As the mist slowly lifts from the water, a group of men bend down to meticulously start plucking the lotus buds that cover the lake’s surface. These buds will travel to temples across Kerala and other States.

The men are all Muslim and Edakkulam, also known as Thamara Kayal or ‘lotus lake’, is in Thirunavaya, a predominantly Muslim village in Kerala’s Malappuram district. Here, some 1,500 acres of waterbodies are filled with lotus blooms: Valiyaparappur Kayal, Cheriyaparappur Kayal, Pallar Kayal and Manneduthakund and more.

For over 50 years, the Muslims of Thirunavaya have been growing lotuses for supply to major temples, including those at Thrissur, Guruvayur, Chennai, Bengaluru and Coimbatore.

“There are no restrictions from the temples or from our community. Everyone appreciates our work,” says lotus farmer Chakkali Parambil Musthafa.
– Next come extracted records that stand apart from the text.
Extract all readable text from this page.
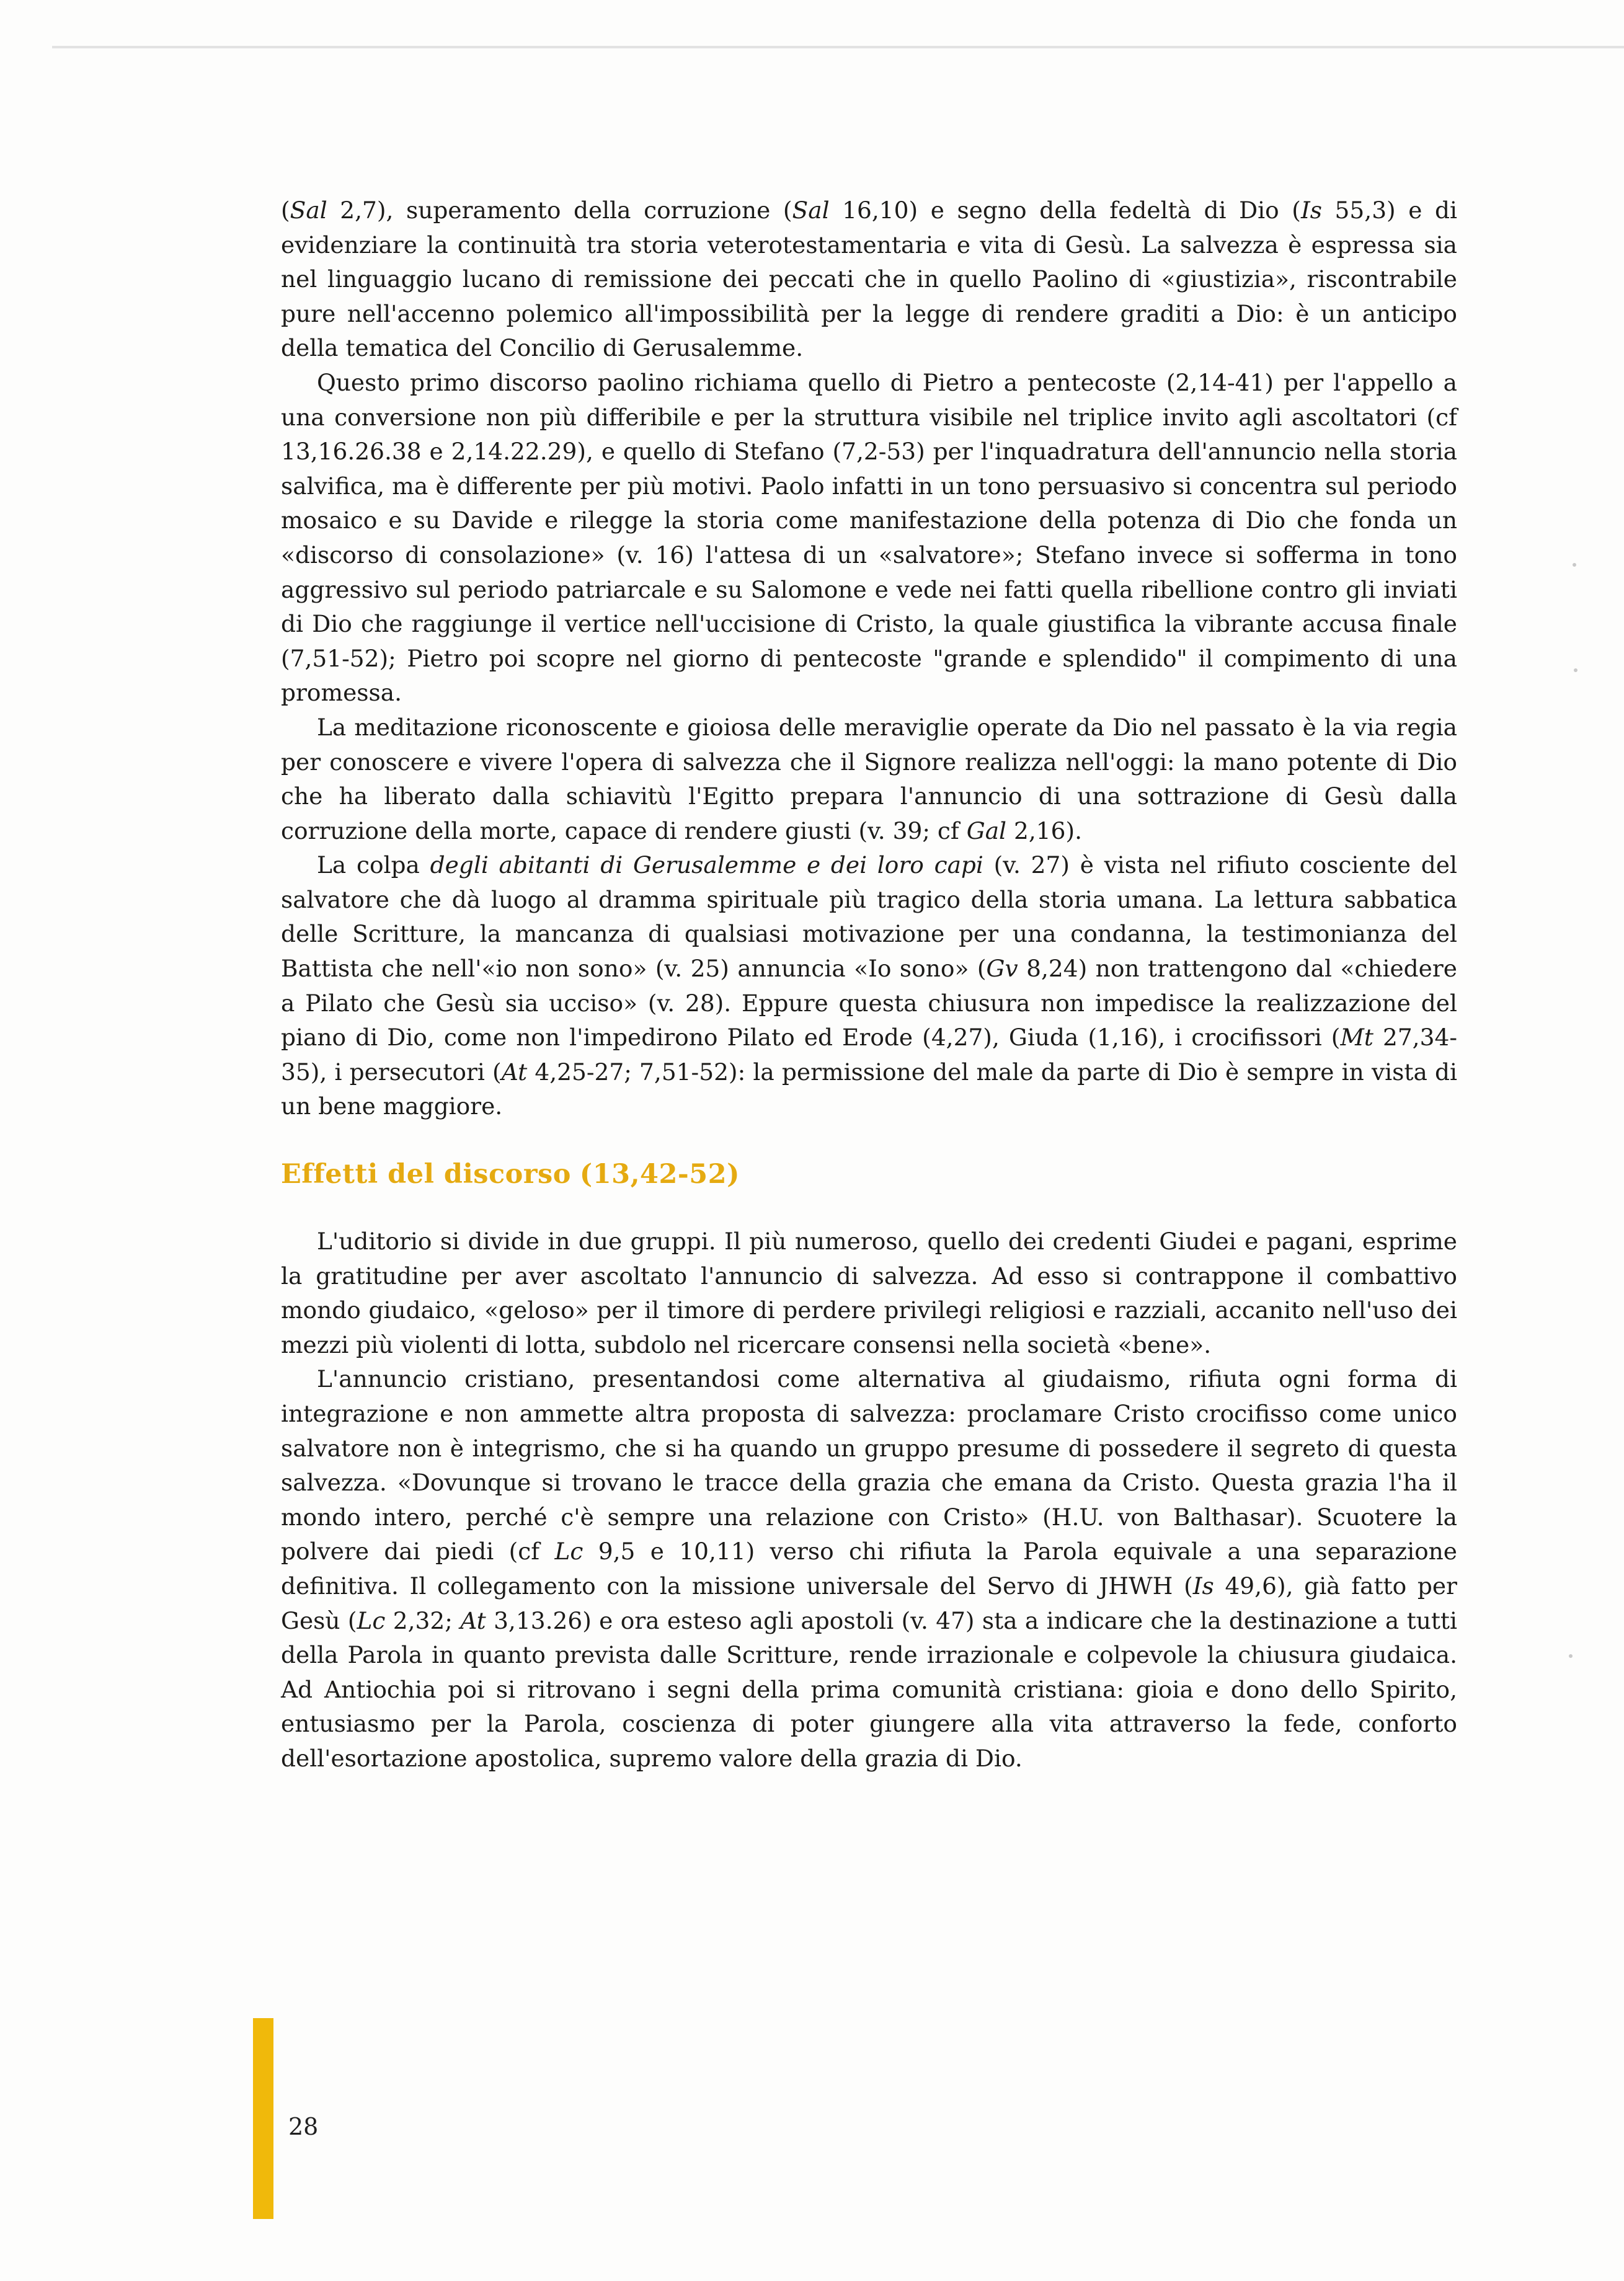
(Sal 2,7), superamento della corruzione (Sal 16,10) e segno della fedeltà di Dio (Is 55,3) e di evidenziare la continuità tra storia veterotestamentaria e vita di Gesù. La salvezza è espressa sia nel linguaggio lucano di remissione dei peccati che in quello Paolino di «giustizia», riscontrabile pure nell'accenno polemico all'impossibilità per la legge di rendere graditi a Dio: è un anticipo della tematica del Concilio di Gerusalemme.

Questo primo discorso paolino richiama quello di Pietro a pentecoste (2,14-41) per l'appello a una conversione non più differibile e per la struttura visibile nel triplice invito agli ascoltatori (cf 13,16.26.38 e 2,14.22.29), e quello di Stefano (7,2-53) per l'inquadratura dell'annuncio nella storia salvifica, ma è differente per più motivi. Paolo infatti in un tono persuasivo si concentra sul periodo mosaico e su Davide e rilegge la storia come manifestazione della potenza di Dio che fonda un «discorso di consolazione» (v. 16) l'attesa di un «salvatore»; Stefano invece si sofferma in tono aggressivo sul periodo patriarcale e su Salomone e vede nei fatti quella ribellione contro gli inviati di Dio che raggiunge il vertice nell'uccisione di Cristo, la quale giustifica la vibrante accusa finale (7,51-52); Pietro poi scopre nel giorno di pentecoste "grande e splendido" il compimento di una promessa.

La meditazione riconoscente e gioiosa delle meraviglie operate da Dio nel passato è la via regia per conoscere e vivere l'opera di salvezza che il Signore realizza nell'oggi: la mano potente di Dio che ha liberato dalla schiavitù l'Egitto prepara l'annuncio di una sottrazione di Gesù dalla corruzione della morte, capace di rendere giusti (v. 39; cf Gal 2,16).

La colpa degli abitanti di Gerusalemme e dei loro capi (v. 27) è vista nel rifiuto cosciente del salvatore che dà luogo al dramma spirituale più tragico della storia umana. La lettura sabbatica delle Scritture, la mancanza di qualsiasi motivazione per una condanna, la testimonianza del Battista che nell'«io non sono» (v. 25) annuncia «Io sono» (Gv 8,24) non trattengono dal «chiedere a Pilato che Gesù sia ucciso» (v. 28). Eppure questa chiusura non impedisce la realizzazione del piano di Dio, come non l'impedirono Pilato ed Erode (4,27), Giuda (1,16), i crocifissori (Mt 27,34-35), i persecutori (At 4,25-27; 7,51-52): la permissione del male da parte di Dio è sempre in vista di un bene maggiore.

Effetti del discorso (13,42-52)

L'uditorio si divide in due gruppi. Il più numeroso, quello dei credenti Giudei e pagani, esprime la gratitudine per aver ascoltato l'annuncio di salvezza. Ad esso si contrappone il combattivo mondo giudaico, «geloso» per il timore di perdere privilegi religiosi e razziali, accanito nell'uso dei mezzi più violenti di lotta, subdolo nel ricercare consensi nella società «bene».

L'annuncio cristiano, presentandosi come alternativa al giudaismo, rifiuta ogni forma di integrazione e non ammette altra proposta di salvezza: proclamare Cristo crocifisso come unico salvatore non è integrismo, che si ha quando un gruppo presume di possedere il segreto di questa salvezza. «Dovunque si trovano le tracce della grazia che emana da Cristo. Questa grazia l'ha il mondo intero, perché c'è sempre una relazione con Cristo» (H.U. von Balthasar). Scuotere la polvere dai piedi (cf Lc 9,5 e 10,11) verso chi rifiuta la Parola equivale a una separazione definitiva. Il collegamento con la missione universale del Servo di JHWH (Is 49,6), già fatto per Gesù (Lc 2,32; At 3,13.26) e ora esteso agli apostoli (v. 47) sta a indicare che la destinazione a tutti della Parola in quanto prevista dalle Scritture, rende irrazionale e colpevole la chiusura giudaica. Ad Antiochia poi si ritrovano i segni della prima comunità cristiana: gioia e dono dello Spirito, entusiasmo per la Parola, coscienza di poter giungere alla vita attraverso la fede, conforto dell'esortazione apostolica, supremo valore della grazia di Dio.

28
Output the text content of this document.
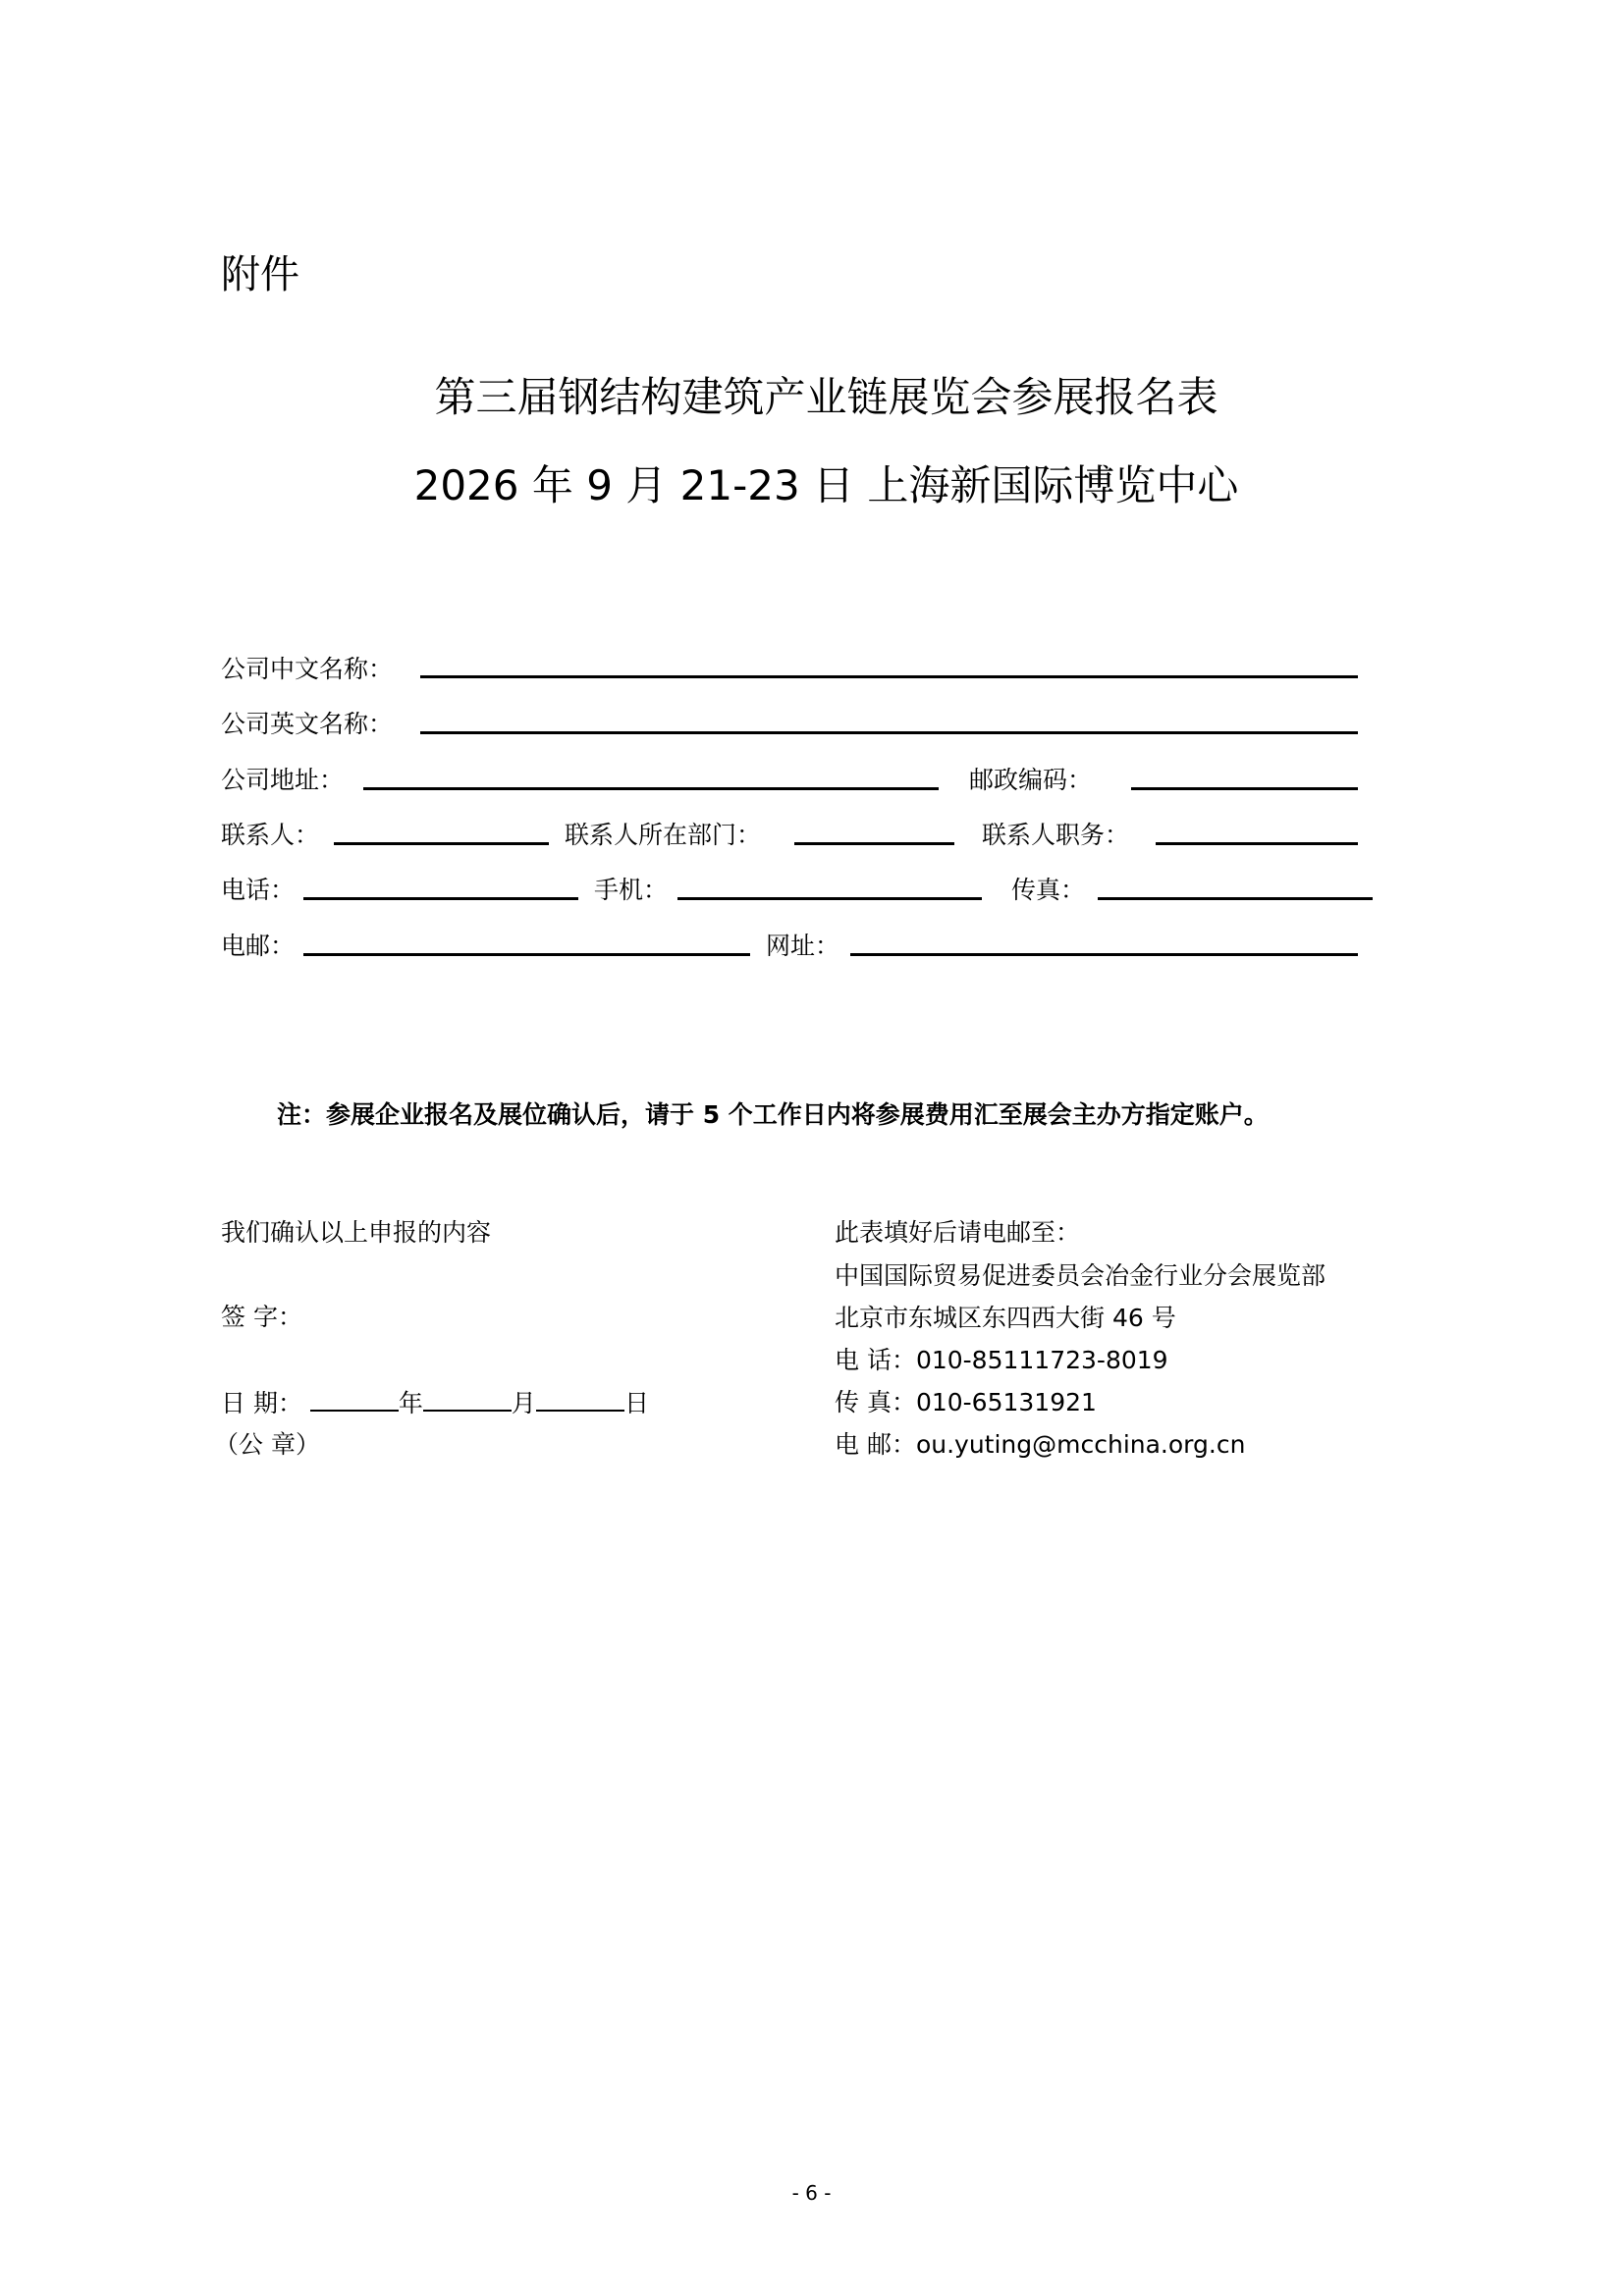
附件
第三届钢结构建筑产业链展览会参展报名表
2026 年 9 月 21-23 日 上海新国际博览中心
公司中文名称：
公司英文名称：
公司地址：	邮政编码：
联系人：	联系人所在部门：	联系人职务：
电话：	手机：	传真：
电邮：	网址：
注：参展企业报名及展位确认后，请于 5 个工作日内将参展费用汇至展会主办方指定账户。
我们确认以上申报的内容
签 字：
日 期：	年	月	日
（公 章）
此表填好后请电邮至：
中国国际贸易促进委员会冶金行业分会展览部
北京市东城区东四西大街 46 号
电 话：010-85111723-8019
传 真：010-65131921
电 邮：ou.yuting@mcchina.org.cn
- 6 -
Aslam Karakkadan, who has been growing lotuses for over 25 years, says, “The buds are sold for ₹2 to ₹5 a piece, depending on their size.”

The other members of these families transport the flowers to temples. “We supply 7,000 to 8,000 flowers on an average each day,” says Karakkadan. “The Guruvayur temple requires 400 flowers a day.”

“The returns are lower than for other crops,” says Musthafa, “but the goodwill generated is enormous.”